Der Erste erzählt, Florian P. habe nach der Tat nervös gewirkt und
sinngemäß gesagt: Es sei nichts Schlimmes passiert. Wenn der Lieferant Pech
habe, „hab ich ihm maximal das Handgelenk ausgekugelt oder den Finger
gebrochen“. Keiner der Teilnehmer, so sagt der Zeuge, habe darauf reagiert.
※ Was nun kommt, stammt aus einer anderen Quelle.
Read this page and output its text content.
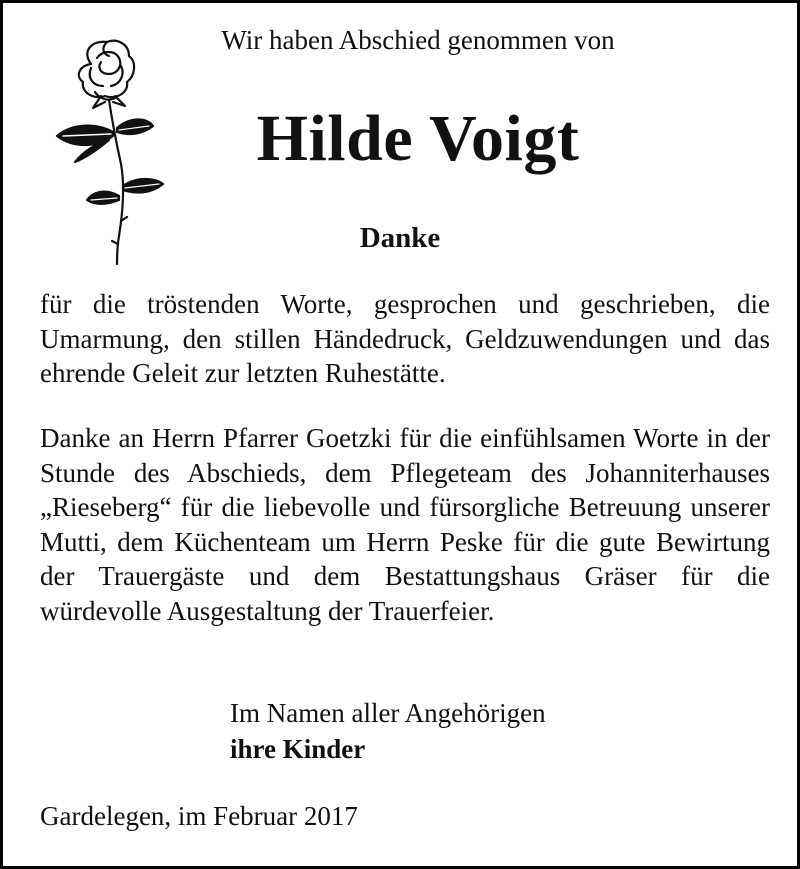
Wir haben Abschied genommen von
Hilde Voigt
Danke

für die tröstenden Worte, gesprochen und geschrieben, die Umarmung, den stillen Händedruck, Geldzuwendungen und das ehrende Geleit zur letzten Ruhestätte.

Danke an Herrn Pfarrer Goetzki für die einfühlsamen Worte in der Stunde des Abschieds, dem Pflegeteam des Johanniterhauses „Rieseberg“ für die liebevolle und fürsorgliche Betreuung unserer Mutti, dem Küchenteam um Herrn Peske für die gute Bewirtung der Trauergäste und dem Bestattungshaus Gräser für die würdevolle Ausgestaltung der Trauerfeier.

Im Namen aller Angehörigen
ihre Kinder
Gardelegen, im Februar 2017
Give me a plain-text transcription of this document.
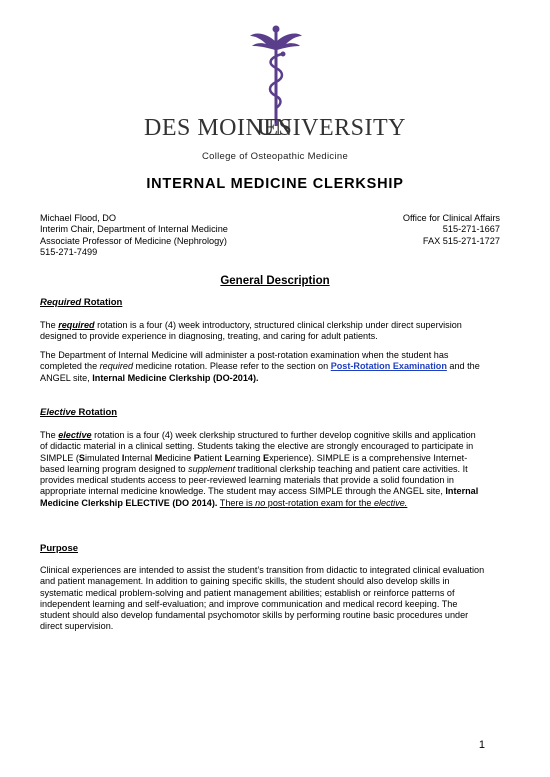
DES MOINES
UNIVERSITY
College of Osteopathic Medicine
INTERNAL MEDICINE CLERKSHIP
Michael Flood, DO	Office for Clinical Affairs
Interim Chair, Department of Internal Medicine	515-271-1667
Associate Professor of Medicine (Nephrology)	FAX 515-271-1727
515-271-7499
General Description
Required Rotation
The required rotation is a four (4) week introductory, structured clinical clerkship under direct supervision designed to provide experience in diagnosing, treating, and caring for adult patients.
The Department of Internal Medicine will administer a post-rotation examination when the student has completed the required medicine rotation. Please refer to the section on Post-Rotation Examination and the ANGEL site, Internal Medicine Clerkship (DO-2014).
Elective Rotation
The elective rotation is a four (4) week clerkship structured to further develop cognitive skills and application of didactic material in a clinical setting. Students taking the elective are strongly encouraged to participate in SIMPLE (Simulated Internal Medicine Patient Learning Experience). SIMPLE is a comprehensive Internet-based learning program designed to supplement traditional clerkship teaching and patient care activities. It provides medical students access to peer-reviewed learning materials that provide a solid foundation in appropriate internal medicine knowledge. The student may access SIMPLE through the ANGEL site, Internal Medicine Clerkship ELECTIVE (DO 2014). There is no post-rotation exam for the elective.
Purpose
Clinical experiences are intended to assist the student’s transition from didactic to integrated clinical evaluation and patient management. In addition to gaining specific skills, the student should also develop skills in systematic medical problem-solving and patient management abilities; establish or reinforce patterns of independent learning and self-evaluation; and improve communication and medical record keeping. The student should also develop fundamental psychomotor skills by performing routine basic procedures under direct supervision.
1
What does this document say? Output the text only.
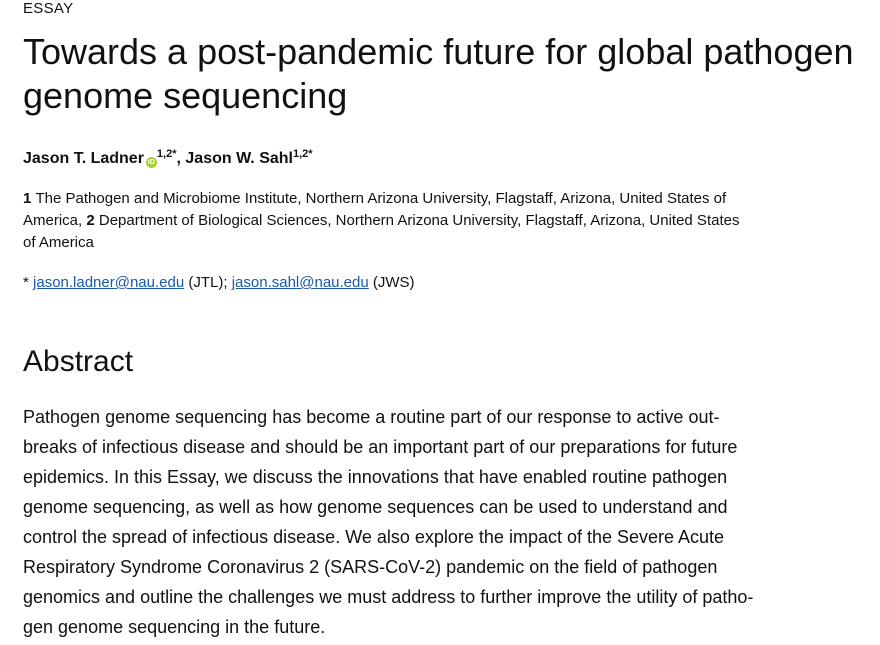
ESSAY
Towards a post-pandemic future for global pathogen genome sequencing
Jason T. Ladner $iD^{1,2*}$, Jason W. Sahl$^{1,2*}$
1 The Pathogen and Microbiome Institute, Northern Arizona University, Flagstaff, Arizona, United States of
America, 2 Department of Biological Sciences, Northern Arizona University, Flagstaff, Arizona, United States
of America
* jason.ladner@nau.edu (JTL); jason.sahl@nau.edu (JWS)
Abstract
Pathogen genome sequencing has become a routine part of our response to active out-
breaks of infectious disease and should be an important part of our preparations for future
epidemics. In this Essay, we discuss the innovations that have enabled routine pathogen
genome sequencing, as well as how genome sequences can be used to understand and
control the spread of infectious disease. We also explore the impact of the Severe Acute
Respiratory Syndrome Coronavirus 2 (SARS-CoV-2) pandemic on the field of pathogen
genomics and outline the challenges we must address to further improve the utility of patho-
gen genome sequencing in the future.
Niemand habe Florian P. zur Rede gestellt. Niemand will den hupenden und
schreienden Lieferfahrer gesehen haben, niemand ging ihm helfen. „Wir haben
uns darauf verlassen, dass nichts Schlimmes passiert sei“, sagt der Zeuge.
Dann habe man gegessen.
Die zweite Zeugin sagt, sie habe am Fenster gestanden, aber die Tat nicht
gesehen. Sie habe nur gehört, dass der Lieferfahrer Florian P. als „Nazi“
beschimpft habe. Und eines erinnert sie: Das Auto des Lieferfahrers sei
nicht gerollt. Das widerlegt die Darstellung des Verteidigers, Mbugu sei P.
über den Fuß gefahren.
Der dritte Zeuge will so sehr auf seinen Burger konzentriert gewesen sein,
dass er gar nichts mitbekommen habe.
## „Haben Sie vor etwas Angst?“
Adelheid van Lessen, die Richterin und Direktorin des Amtsgerichts kann
ihre Fassungslosigkeit kaum verbergen. Immer wieder ermahnt sie die Zeugen,
die Wahrheit zu sagen. Sagt, sie glaube nicht, dass sie sich nicht erinnern
könnten. „Haben sie vor irgendetwas Angst?“, fragt sie einen Zeugen.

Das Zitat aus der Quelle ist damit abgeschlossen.